You can read more like this in my tell-all memoir Sex, Suicide and Serotonin.

image source: https://www.flickr.com/photos/angrylambie/

8 Comments

  1. Debbie,
    This is wonderful. I feel I was able to get to know so much about you in a single <1000 word post. Thanks for letting me see this side of you and for sharing your life with us. I can learn a lot from you and enjoy the process.

    I no longer have any pets, but this one really made me smile, "I have learned that a cat rolling around on her back in a sunny spot on the driveway can always make you smile even when you thought you had nothing to smile about."

    It's so true!

    A few of these made me teary, I've felt similar things in similar situations and it made me feel less alone, too.

    Thumbs up, lovely. You are gorgeous.
    ~xo

  2. Still watching and readin Hamps. It's a long journey and there is still lots to do and obstacles to get around but a happy traveller has lighter steps. Xxx

  3. Debbie Hampton Reply

    You are alive and kicking! The steps are definitely much lighter than they have been!

  4. Debbie Hampton Reply

    Hey Lori! Thanks for the beautiful words of support and encouragement. I think it is totally good to look at the past and feel it — whatever is there still left to feel, but not to live in it and stay there. I have learned to do that now. Moving on….
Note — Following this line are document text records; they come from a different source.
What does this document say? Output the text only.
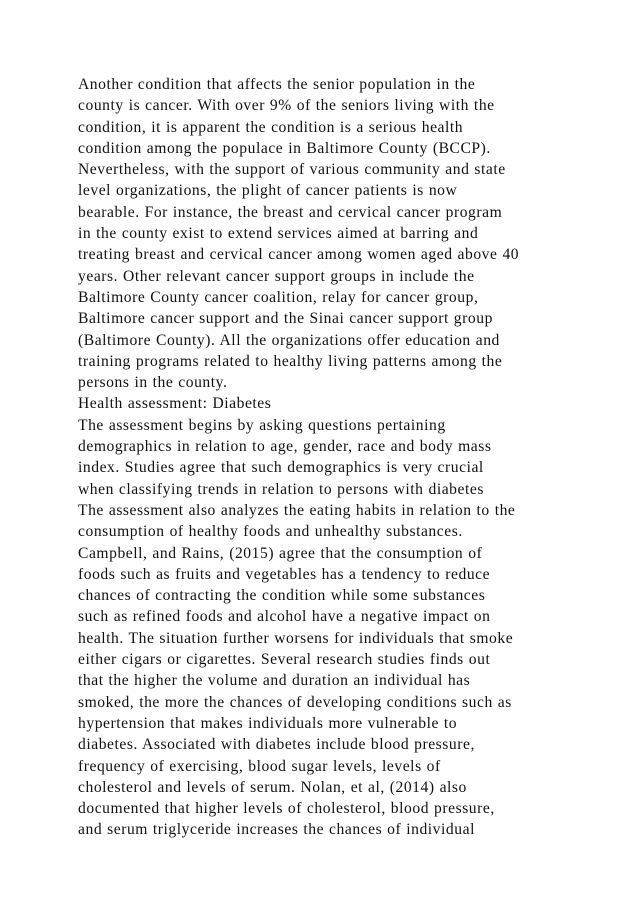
Another condition that affects the senior population in the
county is cancer. With over 9% of the seniors living with the
condition, it is apparent the condition is a serious health
condition among the populace in Baltimore County (BCCP).
Nevertheless, with the support of various community and state
level organizations, the plight of cancer patients is now
bearable. For instance, the breast and cervical cancer program
in the county exist to extend services aimed at barring and
treating breast and cervical cancer among women aged above 40
years. Other relevant cancer support groups in include the
Baltimore County cancer coalition, relay for cancer group,
Baltimore cancer support and the Sinai cancer support group
(Baltimore County). All the organizations offer education and
training programs related to healthy living patterns among the
persons in the county.
Health assessment: Diabetes
The assessment begins by asking questions pertaining
demographics in relation to age, gender, race and body mass
index. Studies agree that such demographics is very crucial
when classifying trends in relation to persons with diabetes
The assessment also analyzes the eating habits in relation to the
consumption of healthy foods and unhealthy substances.
Campbell, and Rains, (2015) agree that the consumption of
foods such as fruits and vegetables has a tendency to reduce
chances of contracting the condition while some substances
such as refined foods and alcohol have a negative impact on
health. The situation further worsens for individuals that smoke
either cigars or cigarettes. Several research studies finds out
that the higher the volume and duration an individual has
smoked, the more the chances of developing conditions such as
hypertension that makes individuals more vulnerable to
diabetes. Associated with diabetes include blood pressure,
frequency of exercising, blood sugar levels, levels of
cholesterol and levels of serum. Nolan, et al, (2014) also
documented that higher levels of cholesterol, blood pressure,
and serum triglyceride increases the chances of individual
    And to consciously find the joy, beauty and humor along the way and focus on that. With six cats, I can always find a reason to smile!

  5. Debbie,
    I can't tell you how much I needed to read this. Thank you so much for your thoughts and wisdom. You are truly inspiring. I originally found your blog during a difficult period in my relationship and just recently am an ex-provider of the coffee cup collection of said 45 (now almost 50) year old man. Honestly, I'm worn out and beat up (metaphorically). While I'm well aware that your blog was not meant for anyone in particular, while reading it I found myself thinking 'does she know me?' Funny, huh?

    I also found myself thinking 'i wish my brain could be where hers is'. Because I too feel like I'm at a place, as you were, where my intentions are good, I understand everything intellectually but find it so difficult to keep the patience and know how to keep on the path to change the rewiring. Those well worn pathways are so strong…and stubborn.

    I too teared up reading your blog today and just wanted to let you know how much I have enjoyed reading your words and how inspirational they have been. Thank you so much. I will keep trying every day to rewire the old circuits and know that I will get there.

  6. Debbie Hampton Reply

    Good to hear from you, Shelly. I am so glad that my words and experiences touch and inspire you.

    I can tell you that all experiences along the way are lessons and stepping stones. It is your choice as to whether you learn something from them and keep moving along your path of growth and happiness. Or, like me, the stones have to crush you before you decide maybe it is not such a good place for you anymore.

    Keep making decisions that are in your best interest and take care of you every day. Even an inch in the right direction is progress. You will get there. Patience and persistence. Keep at it!! Blessings to you!

  7. Tony Piparo Reply

    I have learned that even if you don't like where you're at now, you can't blame how you got here. I have learned that I have to find a way to accept, love, embrace, and celebrate the person looking back at me in the mirror no matter how many flaws I perceive I have. I have learned that once I love myself for who I am, then I can forgive any perceived flaws. Great blog. keep it up. It keeps me thinking.

  8. Debbie Hampton Reply

    Tony…many thanks to you for helping me to get to my present place. Teachers are everywhere…even the people who allow us to create so much grief and pain in our lives. Especially those. I believe you attract the kind of teachers you think you deserve. Thanks to you for being one of the nice ones and kudos to me for only allowing nicer ones now!